What inspires you? I draw upon site-provided guides by studying various “site environments” – indigenous, social, perceptual, information, and transportation. Each environment offers specific information about who uses, or might use, a site; who the people, flora and fauna of a place are, were, and might be; what site locally available materials, tools and techniques might be incorporated; how “inside” is influenced by “outside;” how weather, light, and atmospherics influence perception of site; how information about a site is disseminated to users; what modes of transit people use as the move through a place.
Describe your art. Site based, content created by site users / condition, and context responsive. I work almost exclusively in infrastructure need – transit, environmental, public gathering places and passageways.
What’s your favorite medium? Why? Collaboration, genuine collaboration because it is a vital tool of contemporary public art with the results being better than first imagined and far greater than the individual parts that created it. The collaborative process is an essential instrument for community-based work. This because collaboration mixes people with distinctly different backgrounds, training and skills; unites people whose perspectives towards problem solving leans towards open-ended questions; combines people with particular technical expertise; fuses people whose views reflect a wide range of cultural, generational, and ethnic concerns; and bonds people who recognize that while public art demands an enlightened attitude, it is the art of making places public fosters that attitude.
How did you get started in producing public art? In 1978 I competed for a project that called for an artist to join an urban design team. Having no idea what it meant to be an artist on a design team, I applied for the project saying I would bring to the design team the tools of the studio – examination, challenge, testing, rejection, reconfiguration, examination, testing etc – and to a project based in building community, serving community need. The messy collaborative process, characterized by cooperative acts of government rather than co-optive management, with a large group of thinkers focused on serving a public effort led me to abandon the single voice pretext of gallery/museum white walls for the grey ambiguities, the give-and-take, the multiple voices of our concrete sidewalks.
Is there a difference between studio versus public art? Explain. Studio = artist. Public = public. And just because an artist’s work is located outside does not make the work public. If the work is too big to fit through the gallery door’s it can still be just about the artist – content driven entirely by the artist, site context being irrelevant.
How many times did you apply before getting your first commission? Have no idea. I still apply for general call RFQs and am rejected or included. What I do not do is apply to Requests for Proposals.
Are there any challenges in the process of getting commissioned? Every jury is crap-shoot. Juries are sometimes assembled for political reasons rather than being project responsive. Juries often make decisions based upon museum guided art principles and do not understand that museum/studio art is not public art. Juries often abandon or ignore the scope of work spelled out in the RFQ and invent their own criteria almost on the fly.
More and more art program managers are coming from art history backgrounds, have no studio experience, have no comprehension of how things are made, and would really rather be at the Louvre studying French Renaissance paintings, but there are no jobs in that field where they live in the States, so they get a job as a public art manager.

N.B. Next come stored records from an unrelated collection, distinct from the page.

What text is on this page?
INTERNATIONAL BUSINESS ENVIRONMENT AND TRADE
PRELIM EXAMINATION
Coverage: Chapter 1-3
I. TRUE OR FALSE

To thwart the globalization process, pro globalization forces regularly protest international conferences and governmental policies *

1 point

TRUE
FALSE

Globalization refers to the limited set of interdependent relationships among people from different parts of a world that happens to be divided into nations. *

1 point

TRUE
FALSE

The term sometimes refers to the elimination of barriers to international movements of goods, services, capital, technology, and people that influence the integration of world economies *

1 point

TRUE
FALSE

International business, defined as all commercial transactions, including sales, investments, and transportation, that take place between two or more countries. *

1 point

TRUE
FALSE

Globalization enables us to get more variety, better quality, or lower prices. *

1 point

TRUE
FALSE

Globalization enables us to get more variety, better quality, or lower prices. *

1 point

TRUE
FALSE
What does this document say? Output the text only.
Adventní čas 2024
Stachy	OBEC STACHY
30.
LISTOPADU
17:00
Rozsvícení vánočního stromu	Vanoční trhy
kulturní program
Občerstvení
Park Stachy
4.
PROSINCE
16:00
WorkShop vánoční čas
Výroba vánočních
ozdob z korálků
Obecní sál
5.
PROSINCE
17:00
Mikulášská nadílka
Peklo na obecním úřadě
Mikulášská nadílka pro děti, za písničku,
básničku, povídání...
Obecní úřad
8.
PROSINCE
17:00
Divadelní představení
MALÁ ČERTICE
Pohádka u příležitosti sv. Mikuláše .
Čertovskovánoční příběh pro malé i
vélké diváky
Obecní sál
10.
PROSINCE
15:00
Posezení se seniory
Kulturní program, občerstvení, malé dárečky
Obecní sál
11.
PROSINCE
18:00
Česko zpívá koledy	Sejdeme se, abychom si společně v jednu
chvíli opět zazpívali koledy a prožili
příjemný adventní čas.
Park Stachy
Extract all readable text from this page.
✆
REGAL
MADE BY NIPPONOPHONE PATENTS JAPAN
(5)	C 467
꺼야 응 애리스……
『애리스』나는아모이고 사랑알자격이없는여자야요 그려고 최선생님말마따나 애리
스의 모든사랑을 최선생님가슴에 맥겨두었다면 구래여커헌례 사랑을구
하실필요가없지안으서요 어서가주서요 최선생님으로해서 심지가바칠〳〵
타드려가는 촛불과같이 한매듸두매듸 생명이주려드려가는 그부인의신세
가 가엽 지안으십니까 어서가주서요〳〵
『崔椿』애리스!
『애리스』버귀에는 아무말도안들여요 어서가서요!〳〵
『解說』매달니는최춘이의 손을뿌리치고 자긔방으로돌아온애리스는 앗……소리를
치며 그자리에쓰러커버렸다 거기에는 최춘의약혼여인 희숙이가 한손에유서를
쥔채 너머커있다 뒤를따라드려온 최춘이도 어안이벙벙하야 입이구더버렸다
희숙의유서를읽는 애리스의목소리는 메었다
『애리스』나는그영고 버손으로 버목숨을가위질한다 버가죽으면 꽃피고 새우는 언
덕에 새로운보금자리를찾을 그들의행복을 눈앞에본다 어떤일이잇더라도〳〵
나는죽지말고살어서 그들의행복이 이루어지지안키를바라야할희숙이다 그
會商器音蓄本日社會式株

Similarly, people coming out of studio art schools have been busy studying all the art that’s stored at the Louvre and see working in public as an opportunity to “do their art,” and sometimes, as one studio-based artist said when he got his first public commission, this was a chance, “… to do something really really big.”
So the processes of public art work, already complicated by use of public funds and the scrutiny that comes with that, are compounded by people who do not recognize and who often have not even considered the vast differences between studio work and public work.
The problem is shared equally by art program managers, artist selection committees, and by the artists themselves.